SYDNEY — Hero hacker or the world's most dangerous tattletale? No Australian has been so applauded and reviled as Julian Assange. Holed up in a London jail awaiting charges for extradition to Stockholm, then to a likely one-way trip to a ghastly fate in Washington, Assange has burst onto the world stage as the shadowy figure behind revelations of what politicians in all countries try to hide from electors.
In the age of instant communication the telltale whistle-blower, sitting at a computer, has morphed into a force for good and evil. WikiLeaks, founded by Assange, is that new force.
His revelations of U.S. stuff-ups in Afghanistan and Iraq are bad enough. Now it seems WikiLeaks is ready to embarrass Big Business. Already it has revealed that BHP Billiton, a major Australian-based resources supplier, orchestrated the collapse of a $21 billion deal between rival Rio Tinto and the Chinese government-owned Chinalco. Stand by for the inside story on the real origin of the recent global financial crisis — how Wall Street almost tipped the world into depression.
Neither terrorist nor spy, the reclusive Assange has made bitter enemies in Washington. He is a freelance journalist. His "crime" is that he receives information through an electronic drop box using high-security technology. He uses standard journalistic checks to verify the often secret material before releasing it. The New York Times, The Guardian and Der Spiegel have published the cables.
Political leaders prefer their thoughts to be dressed up for public consumption, not published as spoken. For instance, we learn that Kevin Rudd, while then Australian prime minister, told visiting U.S. congressmen "Afghanistan scares the hell out of me." Not the kind of admission a loyal ally wants bandied around.
Canberra has escaped censure over that slip-up. Daniel Benjamin, counter terrorism coordinator in the State Department, has thanked Prime Minister Julia Gillard for trying to stop the diplomatic fallout by refusing to give oxygen to the WikiLeaks reports. Gillard says Assange acted illegally. Benjamin was scathing about the release of classified documents listing important U.S. assets around the world. In Australia these include nickel mines and an undersea telecommunications cable.
Opinion in Australia is divided between those who support non-disclosure of state and corporate secrets and those who demand the right to know. Loud protests are building among Assange supporters. They accuse governments of trying to "shoot the messenger."
Before his arrest Assange expressed Canberra's failure to protect him. He appealed for public sympathy by comparing his work to that of Keith Murdoch, the Melbourne journalist who revealed the incompetence of British Army generals in World War I. The Murdoch family's Australian newspapers are giving the case full play.
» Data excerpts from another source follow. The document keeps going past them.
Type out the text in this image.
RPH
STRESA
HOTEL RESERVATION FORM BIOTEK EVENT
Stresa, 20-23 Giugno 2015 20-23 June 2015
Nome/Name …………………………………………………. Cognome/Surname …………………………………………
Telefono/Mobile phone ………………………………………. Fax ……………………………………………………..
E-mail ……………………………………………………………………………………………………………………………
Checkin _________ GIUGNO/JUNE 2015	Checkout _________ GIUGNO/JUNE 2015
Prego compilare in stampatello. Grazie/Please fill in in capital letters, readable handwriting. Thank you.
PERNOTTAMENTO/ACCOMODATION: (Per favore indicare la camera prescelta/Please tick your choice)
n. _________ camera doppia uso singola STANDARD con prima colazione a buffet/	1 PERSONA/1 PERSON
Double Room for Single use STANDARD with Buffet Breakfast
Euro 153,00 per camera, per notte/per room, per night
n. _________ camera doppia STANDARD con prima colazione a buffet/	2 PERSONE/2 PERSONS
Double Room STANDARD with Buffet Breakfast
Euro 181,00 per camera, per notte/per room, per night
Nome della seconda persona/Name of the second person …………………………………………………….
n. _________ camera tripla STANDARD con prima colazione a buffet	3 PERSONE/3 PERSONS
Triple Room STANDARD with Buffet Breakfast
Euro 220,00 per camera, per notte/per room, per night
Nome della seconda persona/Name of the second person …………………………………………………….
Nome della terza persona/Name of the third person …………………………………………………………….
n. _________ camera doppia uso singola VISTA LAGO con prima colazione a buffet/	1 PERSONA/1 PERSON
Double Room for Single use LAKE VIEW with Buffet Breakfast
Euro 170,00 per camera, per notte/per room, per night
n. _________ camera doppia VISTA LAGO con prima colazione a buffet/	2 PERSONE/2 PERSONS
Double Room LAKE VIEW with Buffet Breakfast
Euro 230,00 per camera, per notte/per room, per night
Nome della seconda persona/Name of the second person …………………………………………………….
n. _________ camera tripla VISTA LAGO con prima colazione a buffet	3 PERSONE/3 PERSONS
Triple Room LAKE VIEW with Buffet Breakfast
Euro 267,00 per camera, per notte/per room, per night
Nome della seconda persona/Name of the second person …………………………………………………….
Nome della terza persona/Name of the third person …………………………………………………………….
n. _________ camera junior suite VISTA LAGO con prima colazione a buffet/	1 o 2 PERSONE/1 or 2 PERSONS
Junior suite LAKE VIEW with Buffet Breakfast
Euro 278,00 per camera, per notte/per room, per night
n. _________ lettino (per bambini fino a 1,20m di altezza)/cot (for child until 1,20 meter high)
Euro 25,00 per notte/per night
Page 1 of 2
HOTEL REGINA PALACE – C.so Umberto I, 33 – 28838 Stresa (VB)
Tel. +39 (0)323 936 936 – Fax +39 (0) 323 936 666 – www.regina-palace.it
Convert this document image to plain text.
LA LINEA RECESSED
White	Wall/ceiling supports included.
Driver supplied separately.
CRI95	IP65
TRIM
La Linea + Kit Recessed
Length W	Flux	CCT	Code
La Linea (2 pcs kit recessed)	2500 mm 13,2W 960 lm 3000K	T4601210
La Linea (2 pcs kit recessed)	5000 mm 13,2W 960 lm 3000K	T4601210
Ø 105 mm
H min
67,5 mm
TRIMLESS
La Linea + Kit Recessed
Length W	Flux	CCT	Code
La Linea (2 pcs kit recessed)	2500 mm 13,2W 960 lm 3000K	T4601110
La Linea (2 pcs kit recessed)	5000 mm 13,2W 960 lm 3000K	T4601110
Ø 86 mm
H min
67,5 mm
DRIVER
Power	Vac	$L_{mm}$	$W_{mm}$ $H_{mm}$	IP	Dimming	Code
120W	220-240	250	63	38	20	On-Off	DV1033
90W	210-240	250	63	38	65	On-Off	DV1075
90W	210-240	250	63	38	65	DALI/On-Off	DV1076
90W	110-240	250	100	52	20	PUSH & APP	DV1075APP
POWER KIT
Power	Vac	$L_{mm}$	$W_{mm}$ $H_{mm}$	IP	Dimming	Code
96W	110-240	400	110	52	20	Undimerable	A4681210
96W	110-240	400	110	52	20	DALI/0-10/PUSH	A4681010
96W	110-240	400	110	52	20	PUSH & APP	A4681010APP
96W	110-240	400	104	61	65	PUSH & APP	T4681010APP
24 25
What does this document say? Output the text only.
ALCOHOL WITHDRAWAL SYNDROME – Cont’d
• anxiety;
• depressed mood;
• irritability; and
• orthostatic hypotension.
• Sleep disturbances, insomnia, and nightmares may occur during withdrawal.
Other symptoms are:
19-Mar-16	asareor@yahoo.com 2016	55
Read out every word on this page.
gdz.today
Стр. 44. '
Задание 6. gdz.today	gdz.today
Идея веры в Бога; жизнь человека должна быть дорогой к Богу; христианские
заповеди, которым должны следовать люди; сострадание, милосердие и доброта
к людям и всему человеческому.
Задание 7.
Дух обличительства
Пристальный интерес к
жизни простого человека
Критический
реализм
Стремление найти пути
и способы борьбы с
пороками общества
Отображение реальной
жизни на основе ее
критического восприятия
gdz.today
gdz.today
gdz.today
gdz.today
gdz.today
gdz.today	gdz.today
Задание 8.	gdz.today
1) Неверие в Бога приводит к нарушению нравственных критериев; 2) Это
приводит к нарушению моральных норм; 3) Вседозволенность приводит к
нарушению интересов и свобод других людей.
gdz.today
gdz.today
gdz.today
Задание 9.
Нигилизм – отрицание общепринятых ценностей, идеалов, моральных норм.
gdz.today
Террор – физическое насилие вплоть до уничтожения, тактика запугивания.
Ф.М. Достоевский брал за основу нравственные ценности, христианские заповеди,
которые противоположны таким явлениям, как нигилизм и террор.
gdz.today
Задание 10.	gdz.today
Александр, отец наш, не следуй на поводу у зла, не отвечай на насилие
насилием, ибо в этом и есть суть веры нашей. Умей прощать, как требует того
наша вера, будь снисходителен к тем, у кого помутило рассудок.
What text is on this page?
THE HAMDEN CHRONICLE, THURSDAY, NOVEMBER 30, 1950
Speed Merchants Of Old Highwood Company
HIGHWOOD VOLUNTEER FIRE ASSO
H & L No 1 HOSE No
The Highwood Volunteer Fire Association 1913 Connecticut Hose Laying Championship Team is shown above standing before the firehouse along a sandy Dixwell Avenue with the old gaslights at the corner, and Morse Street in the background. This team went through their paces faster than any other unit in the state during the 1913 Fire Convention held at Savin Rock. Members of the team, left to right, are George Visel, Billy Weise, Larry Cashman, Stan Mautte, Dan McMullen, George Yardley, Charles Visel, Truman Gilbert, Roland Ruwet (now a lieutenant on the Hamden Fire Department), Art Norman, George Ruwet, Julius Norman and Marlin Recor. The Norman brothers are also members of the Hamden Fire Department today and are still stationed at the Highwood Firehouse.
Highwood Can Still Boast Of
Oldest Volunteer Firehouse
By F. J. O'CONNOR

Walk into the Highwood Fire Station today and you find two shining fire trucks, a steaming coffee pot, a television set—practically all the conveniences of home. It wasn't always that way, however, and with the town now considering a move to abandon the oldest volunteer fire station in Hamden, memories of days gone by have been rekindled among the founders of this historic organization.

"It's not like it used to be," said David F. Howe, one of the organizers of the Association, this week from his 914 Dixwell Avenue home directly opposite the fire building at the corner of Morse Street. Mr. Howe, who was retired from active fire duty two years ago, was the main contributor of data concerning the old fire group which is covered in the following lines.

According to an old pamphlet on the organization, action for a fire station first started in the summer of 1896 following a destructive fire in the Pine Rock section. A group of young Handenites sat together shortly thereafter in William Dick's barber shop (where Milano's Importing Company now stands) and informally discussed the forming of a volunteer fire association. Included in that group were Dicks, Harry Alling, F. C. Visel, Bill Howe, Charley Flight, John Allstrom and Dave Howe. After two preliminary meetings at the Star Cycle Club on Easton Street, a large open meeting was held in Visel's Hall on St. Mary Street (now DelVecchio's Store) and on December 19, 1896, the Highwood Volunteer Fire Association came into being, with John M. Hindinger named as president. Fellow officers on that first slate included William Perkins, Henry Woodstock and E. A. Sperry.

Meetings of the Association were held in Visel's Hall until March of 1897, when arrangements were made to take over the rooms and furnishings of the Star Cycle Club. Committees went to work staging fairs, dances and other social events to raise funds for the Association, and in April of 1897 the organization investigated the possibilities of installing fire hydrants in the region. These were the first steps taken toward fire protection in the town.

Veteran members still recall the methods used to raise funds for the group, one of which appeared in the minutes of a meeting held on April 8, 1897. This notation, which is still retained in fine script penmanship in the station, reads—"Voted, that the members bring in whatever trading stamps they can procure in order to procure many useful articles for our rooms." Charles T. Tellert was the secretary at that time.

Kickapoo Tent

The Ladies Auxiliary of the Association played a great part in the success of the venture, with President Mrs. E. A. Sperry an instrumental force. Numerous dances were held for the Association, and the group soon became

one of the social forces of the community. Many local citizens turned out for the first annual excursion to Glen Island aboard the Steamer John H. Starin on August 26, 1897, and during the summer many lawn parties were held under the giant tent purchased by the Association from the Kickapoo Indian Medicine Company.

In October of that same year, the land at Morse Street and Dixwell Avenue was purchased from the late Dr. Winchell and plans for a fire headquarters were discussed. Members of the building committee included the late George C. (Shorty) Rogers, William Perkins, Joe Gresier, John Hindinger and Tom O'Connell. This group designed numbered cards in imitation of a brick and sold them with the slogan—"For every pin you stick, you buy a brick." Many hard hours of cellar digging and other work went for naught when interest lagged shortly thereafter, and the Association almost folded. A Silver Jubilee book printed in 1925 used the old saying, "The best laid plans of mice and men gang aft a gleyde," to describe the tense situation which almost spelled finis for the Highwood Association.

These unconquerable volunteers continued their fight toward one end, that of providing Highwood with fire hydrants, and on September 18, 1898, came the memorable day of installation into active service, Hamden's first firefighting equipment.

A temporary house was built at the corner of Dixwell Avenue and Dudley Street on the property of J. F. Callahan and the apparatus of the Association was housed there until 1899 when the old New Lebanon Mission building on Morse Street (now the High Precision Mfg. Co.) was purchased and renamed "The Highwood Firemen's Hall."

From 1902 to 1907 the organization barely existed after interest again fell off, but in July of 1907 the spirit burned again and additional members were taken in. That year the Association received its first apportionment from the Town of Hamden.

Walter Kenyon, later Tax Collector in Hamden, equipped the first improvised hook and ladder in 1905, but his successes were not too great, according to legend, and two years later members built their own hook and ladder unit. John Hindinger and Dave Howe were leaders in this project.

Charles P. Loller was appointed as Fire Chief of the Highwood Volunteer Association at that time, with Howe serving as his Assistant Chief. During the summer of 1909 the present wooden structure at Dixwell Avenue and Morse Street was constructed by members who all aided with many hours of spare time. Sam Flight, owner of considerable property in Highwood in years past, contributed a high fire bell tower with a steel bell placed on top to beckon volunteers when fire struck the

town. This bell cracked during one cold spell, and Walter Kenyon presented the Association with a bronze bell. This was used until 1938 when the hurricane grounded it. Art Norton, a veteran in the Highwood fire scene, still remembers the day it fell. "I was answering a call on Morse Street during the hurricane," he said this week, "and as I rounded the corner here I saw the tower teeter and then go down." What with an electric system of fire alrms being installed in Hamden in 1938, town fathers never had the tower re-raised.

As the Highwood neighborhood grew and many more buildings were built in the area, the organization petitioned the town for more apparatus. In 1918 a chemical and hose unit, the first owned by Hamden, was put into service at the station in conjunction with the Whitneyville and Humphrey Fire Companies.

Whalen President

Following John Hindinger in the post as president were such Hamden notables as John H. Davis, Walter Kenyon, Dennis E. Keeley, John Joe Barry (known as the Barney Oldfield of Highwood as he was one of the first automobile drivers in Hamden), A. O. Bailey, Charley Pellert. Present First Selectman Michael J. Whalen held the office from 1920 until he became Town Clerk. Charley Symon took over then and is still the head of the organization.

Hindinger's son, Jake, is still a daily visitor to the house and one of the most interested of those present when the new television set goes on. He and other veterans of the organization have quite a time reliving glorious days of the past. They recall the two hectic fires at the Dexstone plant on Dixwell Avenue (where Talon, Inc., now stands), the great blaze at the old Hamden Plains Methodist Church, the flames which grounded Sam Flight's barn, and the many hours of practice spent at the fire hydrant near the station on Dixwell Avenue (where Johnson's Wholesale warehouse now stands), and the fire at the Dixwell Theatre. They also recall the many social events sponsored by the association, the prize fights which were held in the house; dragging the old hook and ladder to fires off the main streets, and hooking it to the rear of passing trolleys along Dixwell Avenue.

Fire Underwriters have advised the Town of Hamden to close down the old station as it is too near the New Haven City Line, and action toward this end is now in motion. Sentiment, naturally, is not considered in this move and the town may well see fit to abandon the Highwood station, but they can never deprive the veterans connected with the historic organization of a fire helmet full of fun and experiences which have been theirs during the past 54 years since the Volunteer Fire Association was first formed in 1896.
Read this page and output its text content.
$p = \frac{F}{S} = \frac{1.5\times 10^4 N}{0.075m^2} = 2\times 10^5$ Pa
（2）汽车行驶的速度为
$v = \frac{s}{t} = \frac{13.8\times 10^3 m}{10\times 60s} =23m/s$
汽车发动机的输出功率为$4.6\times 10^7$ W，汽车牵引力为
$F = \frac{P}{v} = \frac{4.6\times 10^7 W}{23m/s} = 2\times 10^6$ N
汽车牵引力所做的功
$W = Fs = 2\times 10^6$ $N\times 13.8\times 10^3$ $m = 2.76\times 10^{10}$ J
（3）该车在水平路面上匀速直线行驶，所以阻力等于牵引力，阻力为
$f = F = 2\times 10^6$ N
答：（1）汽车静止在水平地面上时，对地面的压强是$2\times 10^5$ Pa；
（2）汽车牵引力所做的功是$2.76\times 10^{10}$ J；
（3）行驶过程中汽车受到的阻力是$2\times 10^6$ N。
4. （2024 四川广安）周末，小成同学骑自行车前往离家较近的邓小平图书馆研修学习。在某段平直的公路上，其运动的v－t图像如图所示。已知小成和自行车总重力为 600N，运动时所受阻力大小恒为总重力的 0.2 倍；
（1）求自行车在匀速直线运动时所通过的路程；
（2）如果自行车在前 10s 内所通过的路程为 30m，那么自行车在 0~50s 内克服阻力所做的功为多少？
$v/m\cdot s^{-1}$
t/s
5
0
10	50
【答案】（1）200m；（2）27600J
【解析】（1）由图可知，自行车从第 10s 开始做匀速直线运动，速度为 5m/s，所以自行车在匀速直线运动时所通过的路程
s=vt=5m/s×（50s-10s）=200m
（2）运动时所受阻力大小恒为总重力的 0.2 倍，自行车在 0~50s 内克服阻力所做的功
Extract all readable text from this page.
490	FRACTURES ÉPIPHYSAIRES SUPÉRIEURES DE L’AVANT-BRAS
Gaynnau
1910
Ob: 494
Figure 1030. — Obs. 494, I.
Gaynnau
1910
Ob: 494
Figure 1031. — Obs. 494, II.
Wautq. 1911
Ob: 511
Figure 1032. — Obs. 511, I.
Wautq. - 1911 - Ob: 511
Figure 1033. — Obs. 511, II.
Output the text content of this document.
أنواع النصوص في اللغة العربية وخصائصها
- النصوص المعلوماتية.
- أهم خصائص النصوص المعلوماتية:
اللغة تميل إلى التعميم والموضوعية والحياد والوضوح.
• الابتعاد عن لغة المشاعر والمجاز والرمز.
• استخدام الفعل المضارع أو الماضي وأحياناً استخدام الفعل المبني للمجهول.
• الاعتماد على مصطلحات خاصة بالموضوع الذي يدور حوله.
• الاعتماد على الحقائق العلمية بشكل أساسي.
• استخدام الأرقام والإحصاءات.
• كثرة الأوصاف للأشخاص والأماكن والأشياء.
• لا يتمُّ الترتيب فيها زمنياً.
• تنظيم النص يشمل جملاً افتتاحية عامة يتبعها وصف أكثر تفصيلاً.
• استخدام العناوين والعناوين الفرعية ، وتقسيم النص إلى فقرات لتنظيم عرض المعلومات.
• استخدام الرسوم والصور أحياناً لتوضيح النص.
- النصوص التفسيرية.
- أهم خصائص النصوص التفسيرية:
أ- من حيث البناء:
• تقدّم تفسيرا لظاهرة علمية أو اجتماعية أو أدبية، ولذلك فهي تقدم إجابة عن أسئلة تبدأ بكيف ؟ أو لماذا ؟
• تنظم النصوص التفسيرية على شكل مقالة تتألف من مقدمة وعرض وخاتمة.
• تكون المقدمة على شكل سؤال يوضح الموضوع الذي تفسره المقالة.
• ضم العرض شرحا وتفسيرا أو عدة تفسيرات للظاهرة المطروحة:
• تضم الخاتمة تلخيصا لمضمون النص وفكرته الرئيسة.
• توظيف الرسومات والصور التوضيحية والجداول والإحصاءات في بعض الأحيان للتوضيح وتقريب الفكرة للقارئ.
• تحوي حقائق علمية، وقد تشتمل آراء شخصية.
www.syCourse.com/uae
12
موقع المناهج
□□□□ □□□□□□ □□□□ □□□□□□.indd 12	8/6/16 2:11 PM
Many more countries will be drawn into the row as more cables are released. Russia is irate over WikiLeaks reports of NATO's latest eastward expansion, known as Operation Eagle Guardian. Washington fears the secret reports could revive bitter Cold War memories.
One odd reaction comes from India. The Indian Ministry of External Affairs has asked its trainee diplomats to read WikiLeaks to "get a hang of the brevity with which thoughts and facts have been expressed."
Who is Julian Assange? The few friends who really know him describe him as a hard-core geek, a humanist, an awkward loner, one who can see flaws in both left and right though he is more closely aligned to the libertarian values of the right.
"Most of my childhood was pretty Tom Sawyer," he once told the New Yorker. "I had my own horse. I built my own raft. I went fishing. I was going down tunnels."
His mother Christine told the magazine she did not want Julian and his half-brother to have their spirits broken by conventional education. Her nomadic life resulted in the family moving 37 times before Julian was 14. In his late 20s he went to Melbourne University to study mathematics and physics without graduating.
Assange grew up in the northern state of Queensland at a time of corruption in government. Just before his arrest he told Murdoch's The Australian: "I grew up in a Queensland country town where people spoke their minds bluntly. They distrusted big government as something that could be corrupted if not watched carefully. The dark days of corruption are testimony to what happens when politicians gag the media from telling the truth."
Assange's early computer hacking got him into trouble. He broke into Canadian telecom Nortel's main terminal. He pleaded guilty to 25 hacking charges but avoided prison on condition he did not reoffend.
Jail has caught up with him. Now, however, WikiLeaks loyalists are still receiving and passing on an astonishing number of candid cables. And readers are still astonished at reading the things their governments and corporations say and do — as distinct from what they say they do. Whether the quiet Australian's campaign to curb what he calls "the politicians who gag the media from telling the truth" can continue to exist is a moot point.
Alan Goodall is former Tokyo bureau chief for The Australian.